D. J. Bernstein
Computer hardware
x86 speed
Pentium timings
See
Agner Fog's Pentium optimization manual
[text copy of old version]
and
Intel's Intel Architecture Optimization Manual 242816.
Pentium Pro timings
See the manuals listed above.
Note that Pentium Pro optimization is very different from Pentium optimization.
Pentium MMX timings
The Pentium MMX is essentially the same as the Pentium.
Big exceptions:
MMX instructions;
a 16K L1 data cache;
the Pentium-Pro branch-prediction mechanism;
and no first-time-in-cache pairing restrictions.
Pentium II timings
The Pentium II is essentially the same as the Pentium Pro.
Big exceptions:
MMX instructions;
a 16K L1 data cache.
Pentium III timings
The Pentium III is essentially the same as the Pentium II.
Big exceptions:
cache prefetch instructions (welcome to the 1990s, Intel!);
SSE instructions.
See
Intel's Intel Architecture Optimization Reference Manual 245127
for MMX and SSE information.
Beware that SSE uses new registers that need to be saved in context switches;
SSE code will fail sporadically on older operating systems.
Pentium 4 timings
The Pentium 4 has a similar feel to the Pentium III,
plus SSE2 instructions.
However, the internal architecture is different.
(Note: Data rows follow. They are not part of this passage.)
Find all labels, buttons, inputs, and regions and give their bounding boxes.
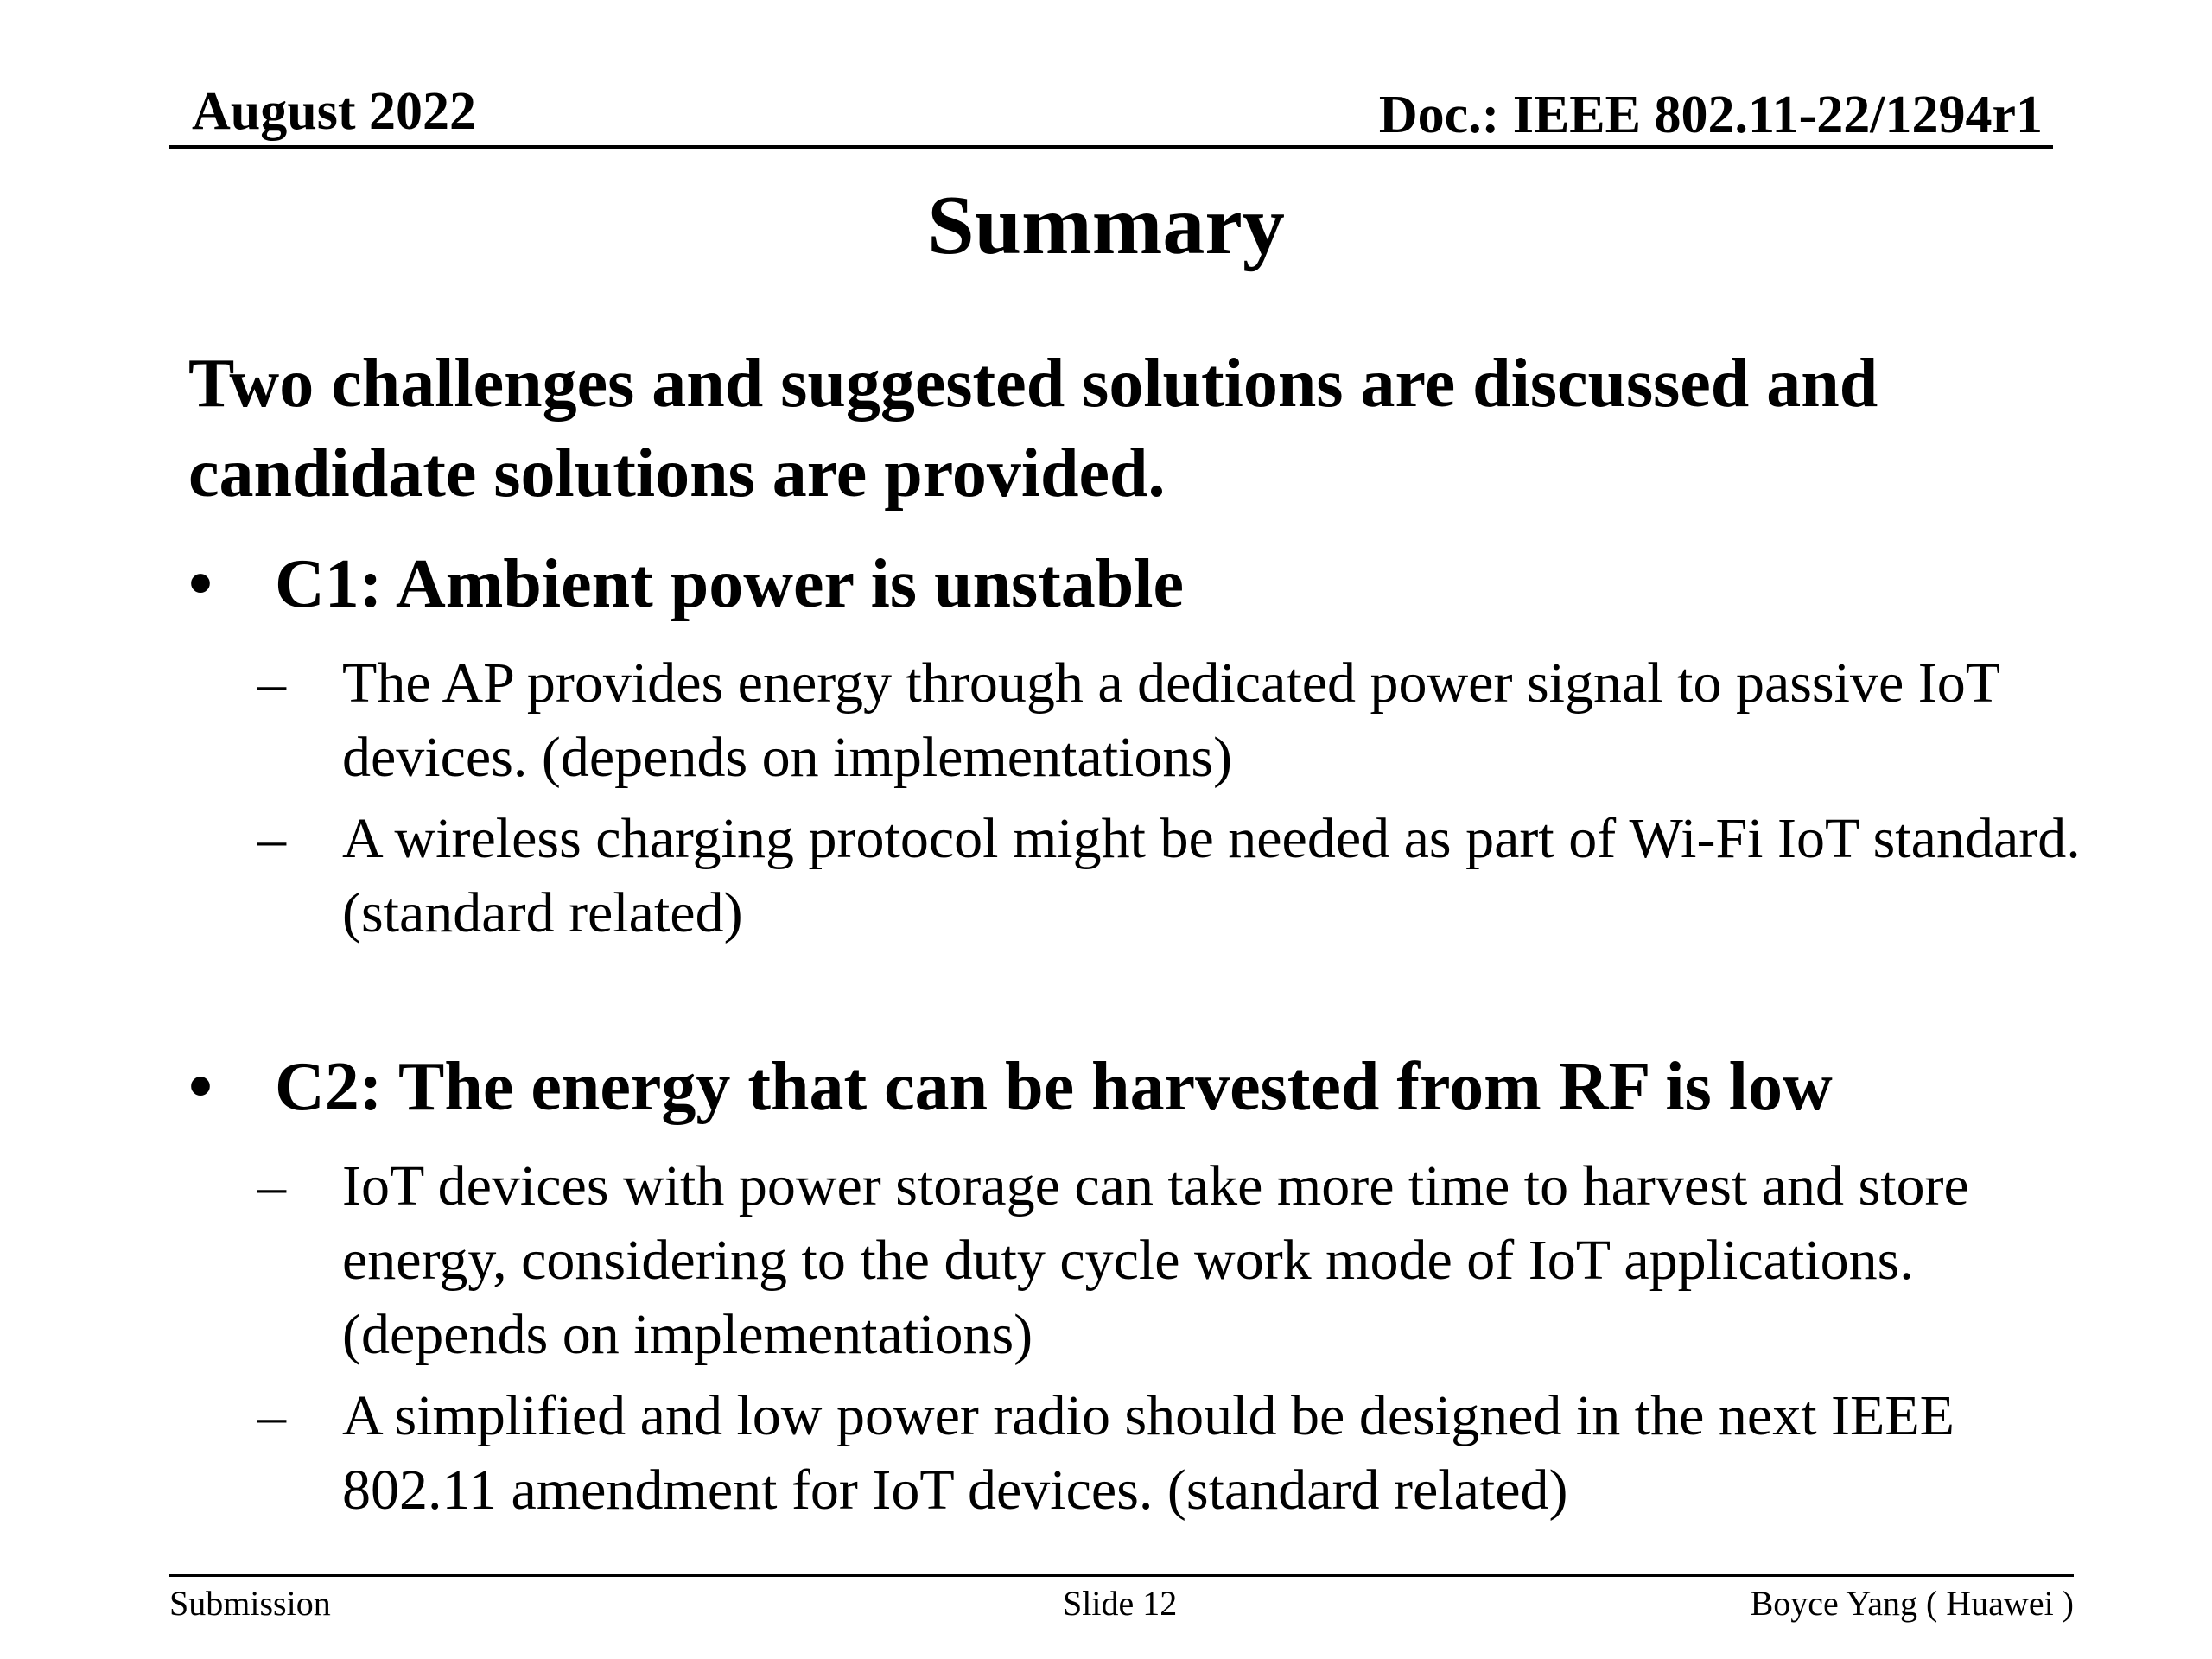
dash-marker: – bbox=[257, 1384, 286, 1447]
sub-bullet-c2-1 bbox=[257, 1149, 2081, 1372]
sub-bullet-text: IoT devices with power storage can take more time to harvest and store energy, considering to the duty cycle work mode of IoT applications. (depends on implementations) bbox=[342, 1154, 1969, 1366]
sub-bullet-c1-1 bbox=[257, 646, 2081, 795]
dash-marker: – bbox=[257, 807, 286, 870]
footer-author: Boyce Yang ( Huawei ) bbox=[1750, 1584, 2074, 1623]
footer-slide-number: Slide 12 bbox=[1063, 1584, 1178, 1623]
header-date: August 2022 bbox=[192, 82, 477, 141]
sub-bullet-text: The AP provides energy through a dedicated power signal to passive IoT devices. (depends on implementations) bbox=[342, 652, 1999, 789]
footer-submission: Submission bbox=[169, 1584, 331, 1623]
bullet-marker: • bbox=[188, 546, 213, 622]
dash-marker: – bbox=[257, 1154, 286, 1217]
header-divider bbox=[169, 145, 2053, 149]
sub-bullet-c1-2 bbox=[257, 802, 2081, 950]
intro-text: Two challenges and suggested solutions are discussed and candidate solutions are provided. bbox=[188, 346, 1878, 512]
bullet-c2-label: C2: The energy that can be harvested from RF is low bbox=[275, 1049, 1833, 1125]
slide-title: Summary bbox=[927, 179, 1285, 272]
sub-bullet-text: A simplified and low power radio should be designed in the next IEEE 802.11 amendment for IoT devices. (standard related) bbox=[342, 1384, 1955, 1522]
footer-divider bbox=[169, 1574, 2074, 1577]
header-doc-number: Doc.: IEEE 802.11-22/1294r1 bbox=[1378, 86, 2043, 144]
sub-bullet-text: A wireless charging protocol might be needed as part of Wi-Fi IoT standard. (standard related) bbox=[342, 807, 2081, 944]
bullet-c1-label: C1: Ambient power is unstable bbox=[275, 546, 1184, 622]
dash-marker: – bbox=[257, 652, 286, 715]
bullet-marker: • bbox=[188, 1049, 213, 1125]
sub-bullet-c2-2 bbox=[257, 1379, 2081, 1528]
Cycle counts are generally much worse than the Pentium III,
often even worse than the original Pentium.
AMD K6-2 timings
See
AMD's Note 21924 (PDF).
AMD Athlon timings
See
AMD's Note 22007 (PDF).
The Athlon L1 data cache is only two-way but is a gigantic 64K.
(This is one of the reasons that
the Athlon is much faster than the Pentium III.)
In one cycle
it can handle two 64-bit loads,
or one 64-bit load and one 64-bit store,
or two 32-bit stores.
It has a first-level TLB
with 24 entries for 4K pages and 8 entries for large pages,
and a second-level four-way TLB with 256 entries for 4K pages.
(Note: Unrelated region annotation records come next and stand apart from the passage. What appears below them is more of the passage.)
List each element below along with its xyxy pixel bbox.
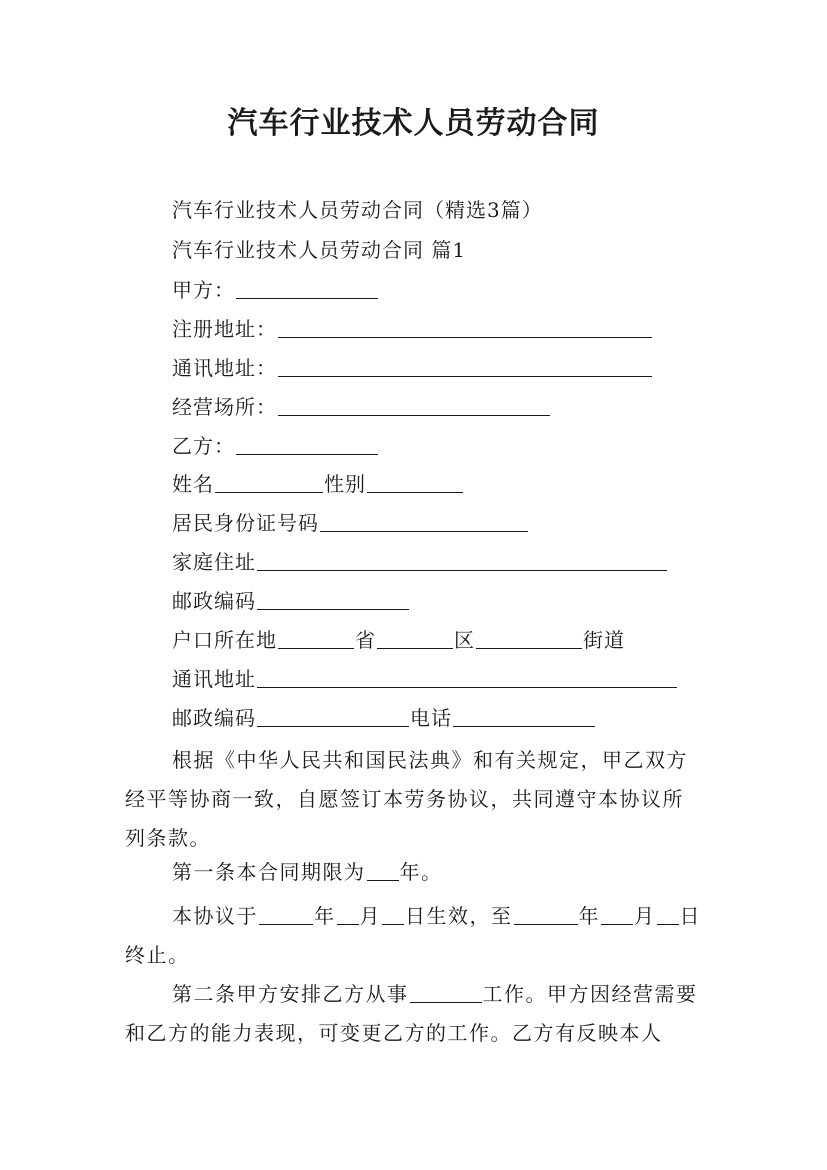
phone-label: 电话 [410, 706, 452, 730]
province-blank [278, 628, 354, 649]
party-b-label: 乙方： [172, 434, 235, 458]
comm-address-line [172, 354, 653, 382]
postcode-blank [257, 589, 409, 610]
work-assignment-text: 第二条甲方安排乙方从事 [172, 982, 409, 1006]
household-label: 户口所在地 [172, 628, 277, 652]
paragraph-term [125, 858, 705, 886]
job-blank [410, 982, 482, 1003]
id-number-blank [320, 511, 528, 532]
end-year-blank [514, 904, 578, 925]
reg-address-blank [278, 317, 652, 338]
start-month-blank [337, 904, 359, 925]
start-month-label: 月 [359, 904, 381, 928]
phone-blank [453, 706, 595, 727]
paragraph-legal-basis [125, 741, 705, 858]
reg-address-line [172, 315, 653, 343]
district-blank [377, 628, 453, 649]
start-year-blank [259, 904, 313, 925]
party-a-blank [236, 278, 378, 299]
paragraph-work-assignment [125, 975, 705, 1053]
home-address-blank [257, 550, 667, 571]
business-place-line [172, 393, 551, 421]
home-address-label: 家庭住址 [172, 550, 256, 574]
postcode-label: 邮政编码 [172, 589, 256, 613]
postcode2-blank [257, 706, 409, 727]
end-day-label: 日终止。 [125, 904, 701, 967]
district-label: 区 [454, 628, 475, 652]
party-b-blank [236, 434, 378, 455]
party-a-label: 甲方： [172, 278, 235, 302]
start-year-label: 年 [314, 904, 336, 928]
document-title: 汽车行业技术人员劳动合同 [227, 106, 600, 141]
effective-text: 本协议于 [172, 904, 258, 928]
id-number-label: 居民身份证号码 [172, 511, 319, 535]
postcode-phone-line [172, 704, 596, 732]
comm-address-blank [278, 356, 652, 377]
gender-blank [367, 472, 463, 493]
gender-label: 性别 [324, 472, 366, 496]
business-place-blank [278, 395, 550, 416]
household-line [172, 626, 625, 654]
street-label: 街道 [583, 628, 625, 652]
paragraph-effective [125, 897, 705, 975]
comm-address2-blank [257, 667, 677, 688]
reg-address-label: 注册地址： [172, 317, 277, 341]
home-address-line [172, 548, 668, 576]
name-blank [215, 472, 323, 493]
party-b-line [172, 432, 379, 460]
work-assignment-text-end: 工作。甲方因经营需要和乙方的能力表现，可变更乙方的工作。乙方有反映本人 [125, 982, 698, 1045]
id-number-line [172, 509, 529, 537]
end-day-blank [657, 904, 679, 925]
name-gender-line [172, 470, 464, 498]
postcode2-label: 邮政编码 [172, 706, 256, 730]
term-text: 第一条本合同期限为 [172, 860, 366, 884]
name-label: 姓名 [172, 472, 214, 496]
comm-address2-line [172, 665, 678, 693]
postcode-line [172, 587, 410, 615]
paragraph-legal-basis-text: 根据《中华人民共和国民法典》和有关规定，甲乙双方经平等协商一致，自愿签订本劳务协议，共同遵守本协议所列条款。 [125, 748, 688, 850]
party-a-line [172, 276, 379, 304]
business-place-label: 经营场所： [172, 395, 277, 419]
start-day-blank [382, 904, 404, 925]
end-year-label: 年 [578, 904, 600, 928]
subtitle: 汽车行业技术人员劳动合同（精选3篇） [172, 198, 543, 222]
end-month-label: 月 [634, 904, 656, 928]
street-blank [476, 628, 582, 649]
end-month-blank [601, 904, 633, 925]
comm-address2-label: 通讯地址 [172, 667, 256, 691]
part-heading: 汽车行业技术人员劳动合同 篇1 [172, 238, 467, 262]
term-text-end: 年。 [399, 860, 443, 884]
term-years-blank [367, 860, 399, 881]
province-label: 省 [355, 628, 376, 652]
start-day-label: 日生效，至 [405, 904, 513, 928]
comm-address-label: 通讯地址： [172, 356, 277, 380]
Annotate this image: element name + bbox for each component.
The Athlon can do an FADD and an FMUL, along with two loads, every cycle,
if the code is properly scheduled.
(This is another of the reasons that
the Athlon is much faster than the Pentium III.)
Both FADD and FMUL have latency 4.
For example, the code
f = x[1]; f *= y[4]; r5 += f;
f = x[1]; f *= y[5]; r6 += f;
f = x[1]; f *= y[6]; r7 += f;
f = x[1]; f *= y[7]; r8 += f;
f = x[2]; f *= y[3]; r5 += f;
f = x[2]; f *= y[4]; r6 += f;
...
takes 1 cycle per line
if the 8 instruction bytes in each line
(3 for FLD with 8-bit displacement,
3 for FMUL with 8-bit displacement,
2 for FADDP) are aligned to an 8-byte boundary.
The same code takes 1.5 cycles per line if the instructions are not aligned.
Julian Ruhe suggests padding floating-point instructions with REP
to hit 8-byte boundaries;
an Athlon assembler could easily take care of this.
The Athlon does an excellent job of reordering operations.
(This is another of the reasons that
the Athlon is much faster than the Pentium III.)
Cycle counters
The Pentium line and the Athlon
have built-in 64-bit cycle counters,
measuring time since boot.
To read the cycle counter, use machine-language bytes 15 and 49;
the result is put into EAX/EDX.
Code measurement tools
Intel's Vtune Analyzer
includes a Pentium simulator and a Pentium II simulator,
but it isn't free.
A usable simulator is a tremendous asset
for programmers trying to identify bottlenecks in speed-critical code.
Every CPU company has simulators for its chips;
it amazes me that these simulators aren't released for free.
Other sources of information
The
Pentium Compiler Group
has a Pentium-optimized version of gcc;
their
documentation page
has some links to x86 chip information.
For more links try
Paul Hsieh's page.
For an introduction to programming using the x86 see
Randall Hyde's Art of Assembly Language Programming.